During the screening I noticed a small group of late teens/early-twenty-somethings sitting near me and whispering to each other a lot in the first act. The Director’s Cut (which is what I saw) especially is a film that takes a lot of time to establish its characters, themes, and settings. As well as a horror film it’s a snapshot of city living in the 1970s; the tenements and hospital and other places that we see Father Karras in are definitive of their period; at the time they would have seemed naturalistic, bringing a gritty social realism to the story that’s painfully absent in a lot of demon possession movies, which focus more on ludicrous set pieces.

The Director’s Cut is a bit of a mixed bag in terms of what it adds. A shot of a demonic face in an oven’s extractor fan feels tacked on (and doesn’t really make sense since none of the characters see it; who was the demon displaying itself for?), as does Lt Kinderman’s (Lee J Cobb) extended subplot. Cobb is a good actor and has a great scene with Karras, but his usefulness outside that scene is limited.

The added material reflects his larger role in the original novel by Blatty, but its reduction in the theatrical cut was wise. (A lot of subplot was cut between page and screen, such as Chris’ European housekeepers and an astronaut whom Regan tells “you’re going to die up there” – those elements appear in the film, but greatly reduced; I’m not even sure that the man at the party is identified as an astronaut.)

One major improvement made by the DC, however, is the re-addition of Regan’s “spider walk” scene, which stands out as the most immediately effective horror image in the piece. Although my favourite shot remains Regan on the bed in silhouette, arms raised towards the sky, beside a silhouetted Pazuzu – the demon possessing her – as wind howls on the soundtrack. For me it’s the film’s definitive image.

The reason why The Exorcist remains my favourite film is in that shot: probably more than any other film I’ve seen, even high fantasy, it evokes a sense of otherworldliness. We’re in an upper-middle class home in Georgetown, a working-class tenement block, a mental hospital… the most exotic (from a western audience perspective) location in the film is an architectural dig in Northern Iraq, in the prologue, with that magnificently unsettling close with the two dogs fighting as Pazuzu looms above.
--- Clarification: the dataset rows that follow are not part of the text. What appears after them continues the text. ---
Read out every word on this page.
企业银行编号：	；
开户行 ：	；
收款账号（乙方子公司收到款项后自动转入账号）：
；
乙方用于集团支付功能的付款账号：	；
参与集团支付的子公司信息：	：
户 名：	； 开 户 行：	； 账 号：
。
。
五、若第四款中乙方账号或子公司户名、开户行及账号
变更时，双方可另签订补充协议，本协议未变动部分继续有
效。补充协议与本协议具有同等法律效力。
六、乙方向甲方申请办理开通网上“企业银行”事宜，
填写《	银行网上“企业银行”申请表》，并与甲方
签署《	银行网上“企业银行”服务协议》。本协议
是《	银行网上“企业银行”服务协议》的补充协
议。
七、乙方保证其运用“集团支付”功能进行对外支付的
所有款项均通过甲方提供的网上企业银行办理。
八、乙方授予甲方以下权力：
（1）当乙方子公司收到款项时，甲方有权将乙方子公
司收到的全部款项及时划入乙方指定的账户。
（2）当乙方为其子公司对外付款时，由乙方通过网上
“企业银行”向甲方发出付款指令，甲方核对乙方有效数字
And yet we’re drawn into a world of spooks and spells far beyond what the poet Anne Sexton called “the absurdities of the dinner table”.

I think that that’s what makes The Exorcist so special. It’s not all that “scary” these days in a visceral sense, not if you’ve seen other horror films. But it’s the most rational and involving film that depicts demonic possession as a real thing that’s ever been made, and that grounding in reality is ironically what makes it so otherworldly. The only other great film in this sub-genre that I can even think of is The Exorcist III (1990), both written and directed by Blatty, based on his novel Legion.
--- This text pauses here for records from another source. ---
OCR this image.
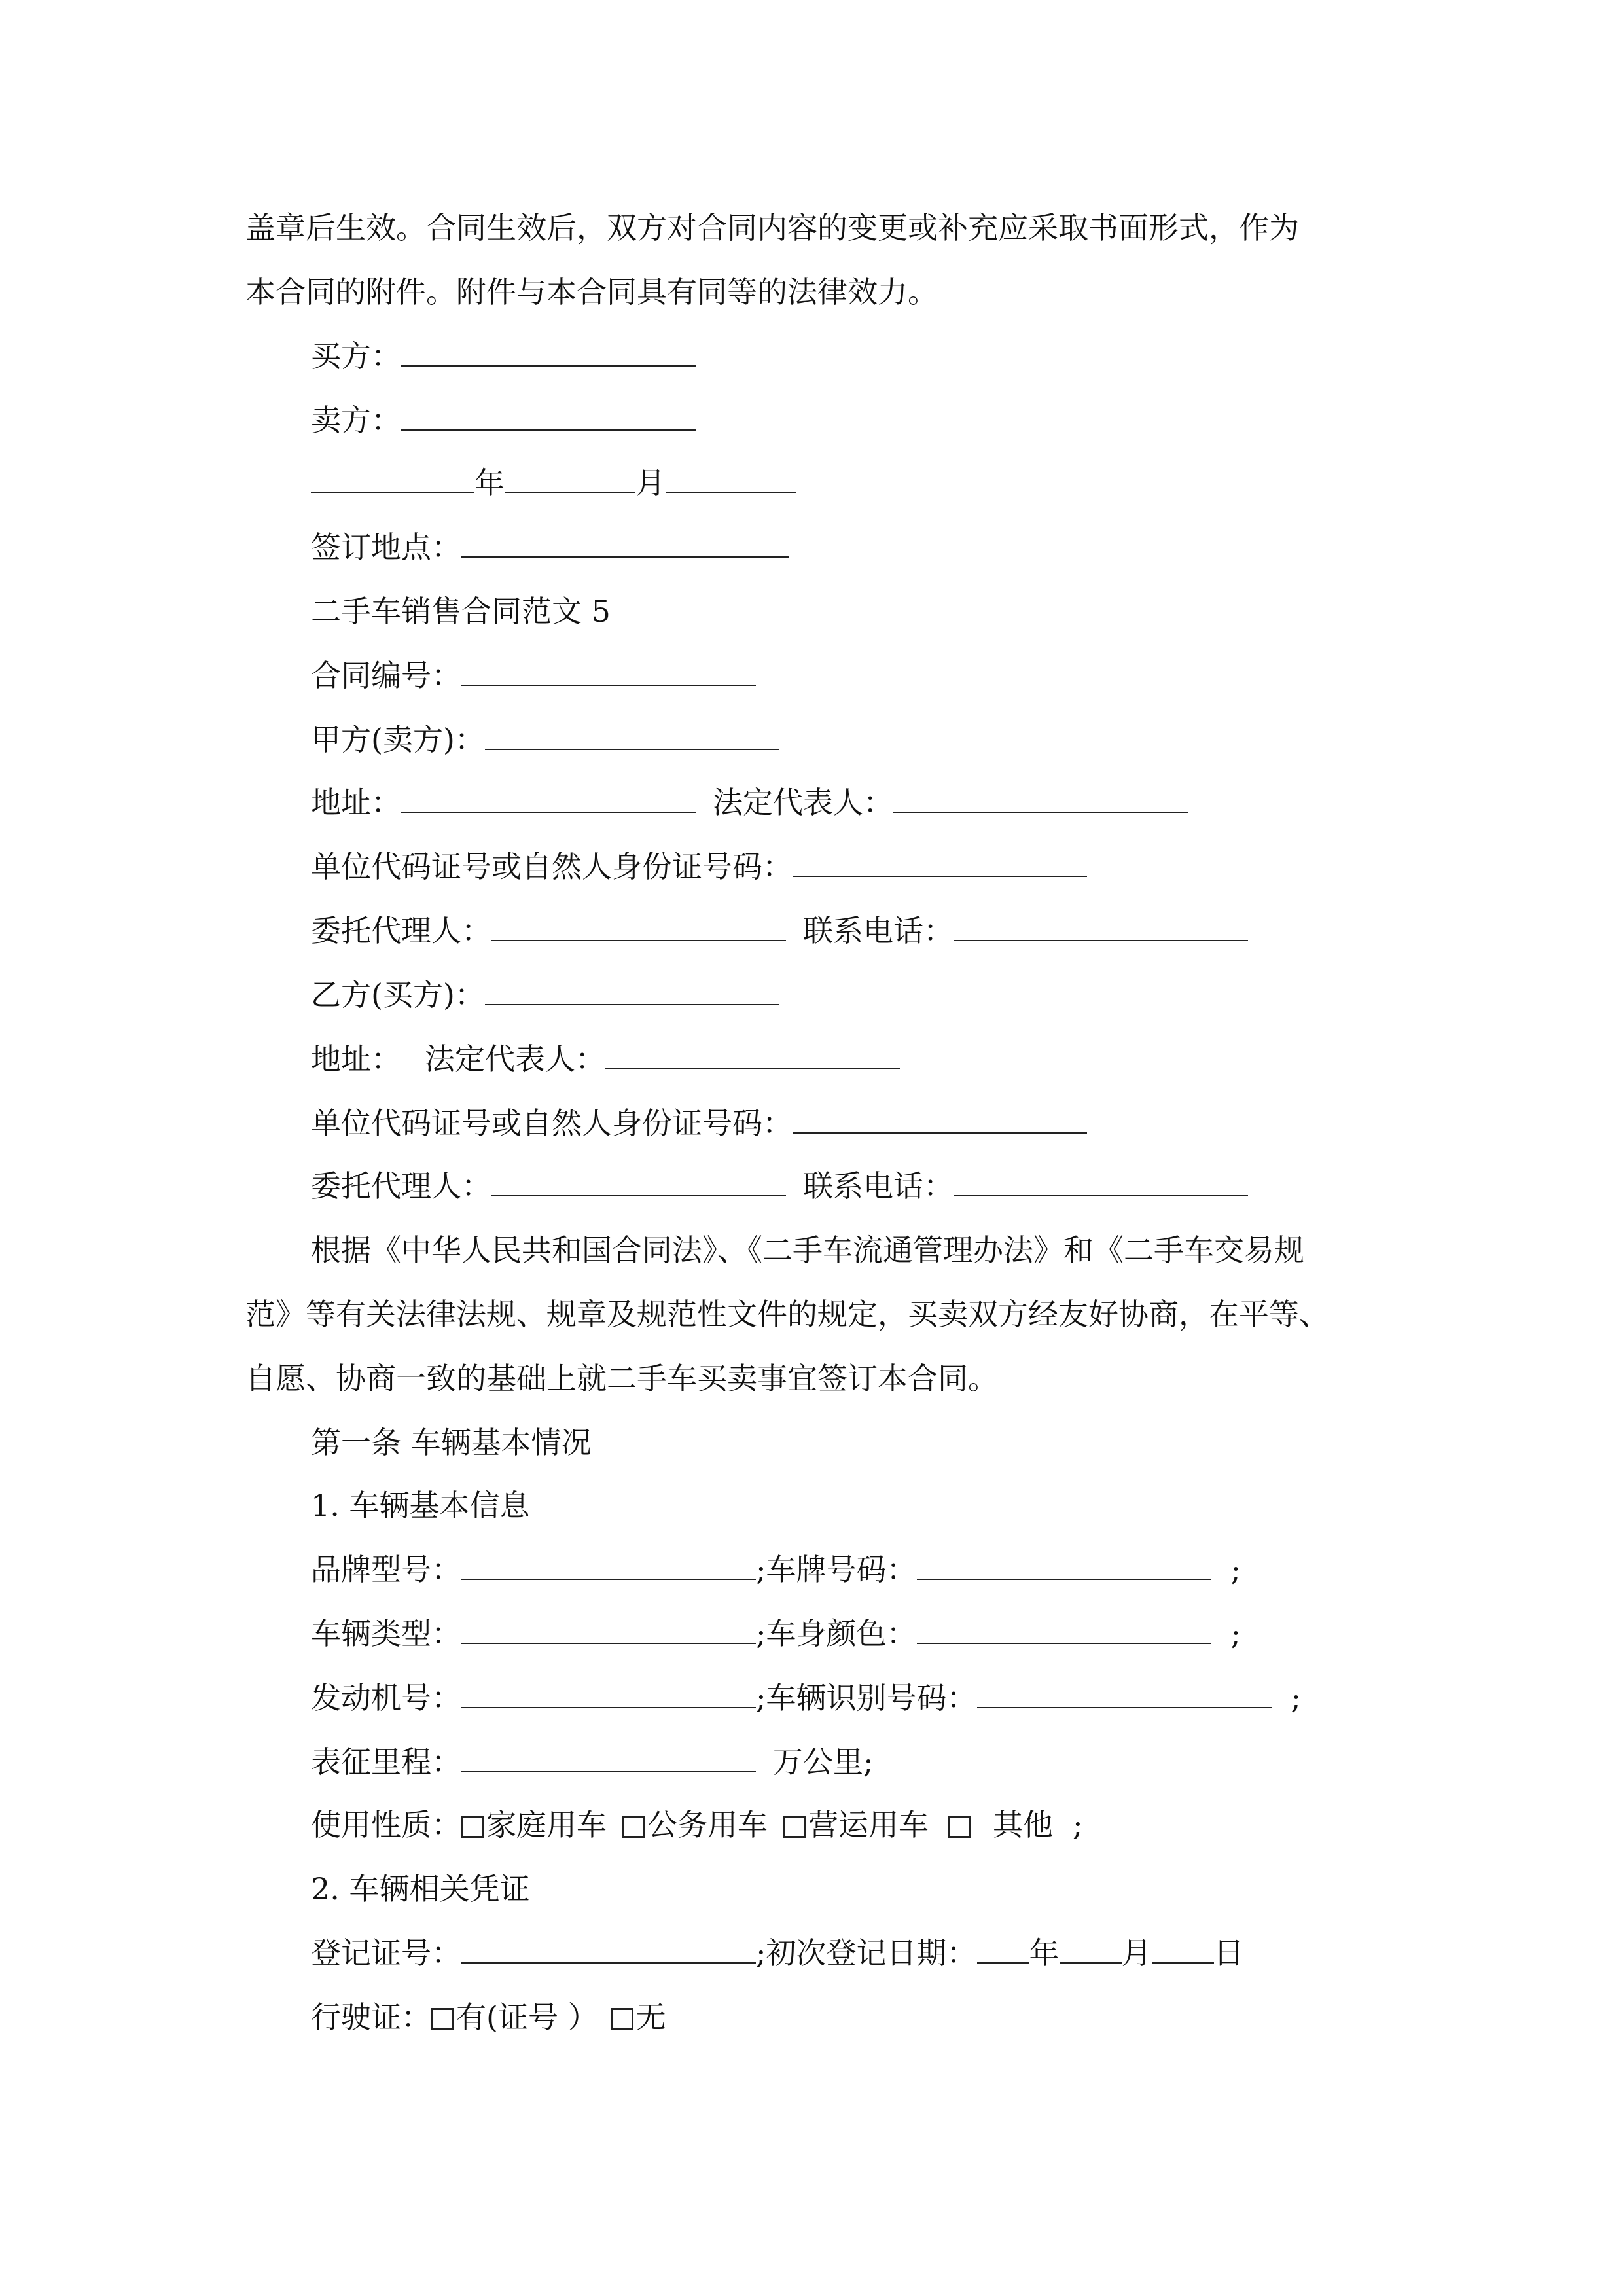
盖章后生效。合同生效后，双方对合同内容的变更或补充应采取书面形式，作为
本合同的附件。附件与本合同具有同等的法律效力。
买方：
卖方：
年	月
签订地点：
二手车销售合同范文 5
合同编号：
甲方(卖方)：
地址：	法定代表人：
单位代码证号或自然人身份证号码：
委托代理人：	联系电话：
乙方(买方)：
地址： 法定代表人：
单位代码证号或自然人身份证号码：
委托代理人：	联系电话：
根据《中华人民共和国合同法》、《二手车流通管理办法》和《二手车交易规
范》等有关法律法规、规章及规范性文件的规定，买卖双方经友好协商，在平等、
自愿、协商一致的基础上就二手车买卖事宜签订本合同。
第一条 车辆基本情况
1. 车辆基本信息
品牌型号：	;车牌号码：	;
车辆类型：	;车身颜色：	;
发动机号：	;车辆识别号码：	;
表征里程：	万公里;
使用性质： 家庭用车 公务用车 营运用车 其他 ;
2. 车辆相关凭证
登记证号：	;初次登记日期： 年 月 日
行驶证： 有(证号 ） 无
(1977’s Exorcist II: The Heretic is junk and regarded as one of the worst films ever made for a reason; it’s directed by John Boorman and written by “William Goodheart”, a screenwriter so prestigious he doesn’t have a Wikipedia page, and whose IMDb lists four movies. Two of which are Exorcist II – one with “alternate opening”; the other two I’d never heard of. Friedkin and Blatty were busy suing both each other and the studio for various reasons, and Boorman stepped up despite hating the original. Honestly, it shows. If you’re curious, I’d honestly recommend just watching the Nostalgia Critic or whomever’s breakdown on YouTube.)

III continues with Lt Kinderman, played this time by George C Scott, and wisely avoids reintroducing Chris, Regan, et al. It’s about the hunt for a blasphemy-themed serial killer who works by phases of the moon and features probably my favourite scare in movies: all I’ll say is that it involves a hospital corridor and a headless Christ.

Even 50 years later, however, the film that started the demon possession genre remains its qualitative apex: nought gets by The Exorcist.